To achieve this, the new regulations heavily incentivize, and in some cases mandate, the construction of dedicated pedestrian infrastructure. Developers are encouraged to build direct, elevated skywalks or underground subways connecting their private residential complexes directly to the concourse of the nearby metro or RRTS station.
By removing the pedestrian from the chaotic surface-level traffic, the policy aims to create a seamless, climate-protected walking experience. When a commuter can step out of their apartment, walk down a dedicated corridor, and board a train without ever interacting with street-level vehicular traffic, the dependency on private cars drops exponentially. This structural shift is critical for achieving the city's long-term carbon reduction and air quality goals.
The implementation of the 2026 TOD rules will trigger a substantial realignment of property values and investment strategies across the National Capital Region. For years, investors seeking large-scale residential growth turned their attention to the expressway-linked sectors of Noida, Greater Noida, and Gurugram.

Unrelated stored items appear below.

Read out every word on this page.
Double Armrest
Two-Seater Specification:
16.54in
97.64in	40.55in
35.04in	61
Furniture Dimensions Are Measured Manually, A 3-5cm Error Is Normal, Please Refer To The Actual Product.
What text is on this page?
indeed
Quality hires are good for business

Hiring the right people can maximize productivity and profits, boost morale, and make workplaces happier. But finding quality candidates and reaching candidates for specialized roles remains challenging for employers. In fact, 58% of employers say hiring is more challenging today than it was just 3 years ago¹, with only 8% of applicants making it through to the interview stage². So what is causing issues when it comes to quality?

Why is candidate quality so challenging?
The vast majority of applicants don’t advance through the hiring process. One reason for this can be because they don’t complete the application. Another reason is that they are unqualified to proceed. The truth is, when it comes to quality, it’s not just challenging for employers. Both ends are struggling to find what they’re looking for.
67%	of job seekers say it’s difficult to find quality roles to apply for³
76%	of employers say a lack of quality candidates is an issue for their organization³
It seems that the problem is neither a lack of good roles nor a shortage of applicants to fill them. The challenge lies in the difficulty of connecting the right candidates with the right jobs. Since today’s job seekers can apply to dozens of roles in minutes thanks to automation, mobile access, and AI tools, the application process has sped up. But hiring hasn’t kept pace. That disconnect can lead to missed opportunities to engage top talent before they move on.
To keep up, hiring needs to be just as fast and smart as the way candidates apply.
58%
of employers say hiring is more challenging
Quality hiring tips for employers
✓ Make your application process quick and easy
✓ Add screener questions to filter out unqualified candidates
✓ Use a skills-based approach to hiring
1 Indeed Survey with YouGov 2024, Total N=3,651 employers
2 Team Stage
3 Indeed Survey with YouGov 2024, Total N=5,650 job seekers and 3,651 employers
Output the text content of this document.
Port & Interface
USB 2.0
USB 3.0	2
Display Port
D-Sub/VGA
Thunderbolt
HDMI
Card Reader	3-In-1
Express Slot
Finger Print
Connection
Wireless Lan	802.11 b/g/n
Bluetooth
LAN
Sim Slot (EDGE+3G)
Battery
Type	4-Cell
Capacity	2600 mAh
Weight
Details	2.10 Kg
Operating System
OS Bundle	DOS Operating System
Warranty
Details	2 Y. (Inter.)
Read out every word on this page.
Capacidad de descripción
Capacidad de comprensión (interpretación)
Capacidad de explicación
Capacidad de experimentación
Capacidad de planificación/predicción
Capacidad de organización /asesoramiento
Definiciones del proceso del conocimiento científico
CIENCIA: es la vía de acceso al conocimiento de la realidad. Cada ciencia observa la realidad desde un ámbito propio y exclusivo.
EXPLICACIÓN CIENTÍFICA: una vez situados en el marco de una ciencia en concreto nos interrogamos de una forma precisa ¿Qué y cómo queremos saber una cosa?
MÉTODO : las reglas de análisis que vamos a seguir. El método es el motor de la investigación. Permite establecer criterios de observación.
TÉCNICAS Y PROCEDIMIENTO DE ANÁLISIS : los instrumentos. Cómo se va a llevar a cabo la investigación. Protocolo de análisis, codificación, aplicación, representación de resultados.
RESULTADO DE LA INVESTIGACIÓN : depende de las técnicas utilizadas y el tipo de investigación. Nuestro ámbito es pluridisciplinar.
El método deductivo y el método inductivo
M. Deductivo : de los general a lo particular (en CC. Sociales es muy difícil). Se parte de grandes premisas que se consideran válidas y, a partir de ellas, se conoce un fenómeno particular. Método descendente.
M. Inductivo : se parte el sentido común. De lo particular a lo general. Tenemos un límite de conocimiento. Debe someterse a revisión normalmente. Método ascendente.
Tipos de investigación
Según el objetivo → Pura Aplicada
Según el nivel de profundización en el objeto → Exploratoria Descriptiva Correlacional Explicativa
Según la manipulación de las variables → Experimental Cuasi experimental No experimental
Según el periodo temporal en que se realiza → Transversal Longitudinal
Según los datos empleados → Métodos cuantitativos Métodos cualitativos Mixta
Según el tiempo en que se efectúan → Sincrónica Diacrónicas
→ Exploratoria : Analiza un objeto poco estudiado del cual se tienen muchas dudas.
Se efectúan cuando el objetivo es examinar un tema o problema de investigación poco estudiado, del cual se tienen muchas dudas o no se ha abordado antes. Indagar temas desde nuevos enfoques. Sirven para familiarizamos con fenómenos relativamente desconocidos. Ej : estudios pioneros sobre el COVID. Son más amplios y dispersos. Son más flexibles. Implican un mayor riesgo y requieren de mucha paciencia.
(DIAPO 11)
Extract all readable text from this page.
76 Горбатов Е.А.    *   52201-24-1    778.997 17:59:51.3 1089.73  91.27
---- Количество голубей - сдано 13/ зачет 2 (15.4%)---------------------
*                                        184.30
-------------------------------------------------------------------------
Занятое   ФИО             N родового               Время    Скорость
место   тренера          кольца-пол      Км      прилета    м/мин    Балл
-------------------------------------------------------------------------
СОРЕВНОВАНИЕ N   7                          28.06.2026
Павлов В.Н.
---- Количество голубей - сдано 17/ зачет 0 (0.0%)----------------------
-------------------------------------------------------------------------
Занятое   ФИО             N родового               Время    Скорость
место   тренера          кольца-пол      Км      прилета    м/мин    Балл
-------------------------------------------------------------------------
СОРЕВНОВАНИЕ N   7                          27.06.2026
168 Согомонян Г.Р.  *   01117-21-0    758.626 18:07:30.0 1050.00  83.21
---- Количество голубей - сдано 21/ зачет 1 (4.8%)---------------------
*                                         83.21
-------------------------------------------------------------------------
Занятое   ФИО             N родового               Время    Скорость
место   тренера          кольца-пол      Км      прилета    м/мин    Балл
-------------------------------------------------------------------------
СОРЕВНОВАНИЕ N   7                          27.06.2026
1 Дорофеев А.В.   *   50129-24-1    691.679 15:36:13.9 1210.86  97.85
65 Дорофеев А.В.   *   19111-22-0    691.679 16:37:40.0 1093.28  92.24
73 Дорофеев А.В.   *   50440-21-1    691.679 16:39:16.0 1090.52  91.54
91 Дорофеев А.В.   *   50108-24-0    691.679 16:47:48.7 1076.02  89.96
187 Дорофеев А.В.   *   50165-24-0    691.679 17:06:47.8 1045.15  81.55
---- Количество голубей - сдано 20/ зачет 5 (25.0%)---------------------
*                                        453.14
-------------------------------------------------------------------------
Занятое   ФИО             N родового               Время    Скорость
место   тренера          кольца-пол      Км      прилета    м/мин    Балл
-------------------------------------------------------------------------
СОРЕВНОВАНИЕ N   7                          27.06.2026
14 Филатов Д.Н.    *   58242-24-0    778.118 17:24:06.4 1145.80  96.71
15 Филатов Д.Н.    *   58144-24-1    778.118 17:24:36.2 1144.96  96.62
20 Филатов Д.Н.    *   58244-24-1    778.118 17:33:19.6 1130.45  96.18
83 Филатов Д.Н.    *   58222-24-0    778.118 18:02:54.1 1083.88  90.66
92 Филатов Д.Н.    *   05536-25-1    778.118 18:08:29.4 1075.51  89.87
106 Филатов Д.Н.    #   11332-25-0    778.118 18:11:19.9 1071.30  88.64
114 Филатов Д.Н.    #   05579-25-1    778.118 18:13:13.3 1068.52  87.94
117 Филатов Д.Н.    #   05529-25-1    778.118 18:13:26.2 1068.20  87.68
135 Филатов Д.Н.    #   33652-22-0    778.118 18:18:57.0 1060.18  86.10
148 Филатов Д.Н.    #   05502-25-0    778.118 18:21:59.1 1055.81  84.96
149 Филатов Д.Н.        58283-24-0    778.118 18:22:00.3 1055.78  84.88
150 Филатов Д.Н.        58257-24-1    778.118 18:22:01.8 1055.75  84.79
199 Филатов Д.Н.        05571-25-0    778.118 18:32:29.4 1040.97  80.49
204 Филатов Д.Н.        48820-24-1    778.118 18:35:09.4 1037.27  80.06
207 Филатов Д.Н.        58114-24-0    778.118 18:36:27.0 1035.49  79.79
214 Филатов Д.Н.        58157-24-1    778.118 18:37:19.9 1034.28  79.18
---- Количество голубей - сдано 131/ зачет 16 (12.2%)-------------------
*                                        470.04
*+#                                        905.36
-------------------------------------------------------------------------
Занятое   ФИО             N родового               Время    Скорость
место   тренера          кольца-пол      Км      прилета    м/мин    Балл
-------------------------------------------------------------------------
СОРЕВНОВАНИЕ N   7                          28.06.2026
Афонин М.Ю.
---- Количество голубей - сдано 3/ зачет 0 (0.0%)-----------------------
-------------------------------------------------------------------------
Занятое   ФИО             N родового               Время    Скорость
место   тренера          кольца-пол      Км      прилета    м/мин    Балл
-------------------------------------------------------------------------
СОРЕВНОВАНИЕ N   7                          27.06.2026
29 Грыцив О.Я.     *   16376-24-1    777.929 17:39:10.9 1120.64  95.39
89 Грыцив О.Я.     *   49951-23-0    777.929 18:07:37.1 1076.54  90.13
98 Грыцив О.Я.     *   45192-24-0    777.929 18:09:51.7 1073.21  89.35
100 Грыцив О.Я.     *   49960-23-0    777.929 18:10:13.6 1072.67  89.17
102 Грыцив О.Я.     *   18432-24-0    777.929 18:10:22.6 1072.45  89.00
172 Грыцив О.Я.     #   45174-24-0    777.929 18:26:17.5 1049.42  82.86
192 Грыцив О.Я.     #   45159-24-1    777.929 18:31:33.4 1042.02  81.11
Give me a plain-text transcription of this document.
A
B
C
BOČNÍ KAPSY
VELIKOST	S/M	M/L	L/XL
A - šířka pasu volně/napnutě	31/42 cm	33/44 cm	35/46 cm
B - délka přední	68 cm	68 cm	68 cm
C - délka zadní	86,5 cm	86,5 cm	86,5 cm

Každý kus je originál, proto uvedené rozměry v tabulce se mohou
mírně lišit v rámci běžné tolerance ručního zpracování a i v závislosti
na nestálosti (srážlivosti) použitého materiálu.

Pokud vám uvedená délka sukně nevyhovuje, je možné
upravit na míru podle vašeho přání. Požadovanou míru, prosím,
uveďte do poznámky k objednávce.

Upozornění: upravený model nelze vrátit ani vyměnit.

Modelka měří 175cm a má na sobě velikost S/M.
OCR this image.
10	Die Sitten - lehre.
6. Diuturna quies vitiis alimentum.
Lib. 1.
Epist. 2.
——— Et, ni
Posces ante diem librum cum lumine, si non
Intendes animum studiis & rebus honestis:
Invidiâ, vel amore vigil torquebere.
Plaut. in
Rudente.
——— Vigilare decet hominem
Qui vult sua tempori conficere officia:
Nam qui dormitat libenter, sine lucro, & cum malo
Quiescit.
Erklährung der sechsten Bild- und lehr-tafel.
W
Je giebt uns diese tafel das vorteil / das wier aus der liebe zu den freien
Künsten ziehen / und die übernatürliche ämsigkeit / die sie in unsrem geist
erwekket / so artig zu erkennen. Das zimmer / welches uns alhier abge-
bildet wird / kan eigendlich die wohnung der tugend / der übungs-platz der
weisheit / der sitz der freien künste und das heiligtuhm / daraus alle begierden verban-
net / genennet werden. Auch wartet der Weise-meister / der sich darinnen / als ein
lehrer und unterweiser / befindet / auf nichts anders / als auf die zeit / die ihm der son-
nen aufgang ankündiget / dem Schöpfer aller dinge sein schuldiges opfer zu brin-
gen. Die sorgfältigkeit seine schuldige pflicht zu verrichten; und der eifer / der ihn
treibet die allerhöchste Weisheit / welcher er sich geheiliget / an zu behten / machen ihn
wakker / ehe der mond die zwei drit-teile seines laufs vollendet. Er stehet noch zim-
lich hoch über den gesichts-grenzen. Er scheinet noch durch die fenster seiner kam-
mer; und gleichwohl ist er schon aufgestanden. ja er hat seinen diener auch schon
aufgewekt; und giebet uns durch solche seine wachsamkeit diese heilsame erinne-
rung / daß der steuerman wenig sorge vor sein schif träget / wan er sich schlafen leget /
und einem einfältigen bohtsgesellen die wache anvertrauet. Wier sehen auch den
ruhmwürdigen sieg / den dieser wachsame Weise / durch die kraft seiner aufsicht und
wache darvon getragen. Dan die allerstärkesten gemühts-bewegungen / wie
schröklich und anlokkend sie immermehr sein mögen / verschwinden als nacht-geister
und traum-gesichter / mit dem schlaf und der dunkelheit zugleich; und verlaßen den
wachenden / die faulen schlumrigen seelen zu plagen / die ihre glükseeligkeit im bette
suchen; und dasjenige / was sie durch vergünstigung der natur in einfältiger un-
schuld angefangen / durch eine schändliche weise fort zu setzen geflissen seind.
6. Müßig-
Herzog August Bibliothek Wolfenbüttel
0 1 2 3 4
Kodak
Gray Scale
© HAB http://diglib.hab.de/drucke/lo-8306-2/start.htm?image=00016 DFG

This policy actively pulls institutional capital back into the borders of Delhi. Land parcels situated within the 500-meter transit radius, especially those in newly included unauthorized colonies and land pooling zones, will experience a massive surge in valuation. The ability to build up to 500 FAR turns a modest plot into a high-yield vertical asset.
However, the mandatory 65% allocation for smaller, affordable units will serve as a stabilizing force on end-user pricing. By artificially enforcing a high supply of 100 sqm apartments in prime, transit-connected locations, the government is ensuring that the middle-class demographic is not priced out of the capital.
Ultimately, the revised Transit-Oriented Development rules represent the most pragmatic approach to urban planning the city has seen in a generation. By trading outdated restrictions for vertical density, and fragmented bureaucracy for streamlined approvals, the framework guarantees that future urban growth will be compact, connected, and highly efficient. As these transit-linked high-rises begin to alter the skyline, they will firmly establish a new standard for urban living, proving that strategic density is the only viable solution for a rapidly expanding metropolis.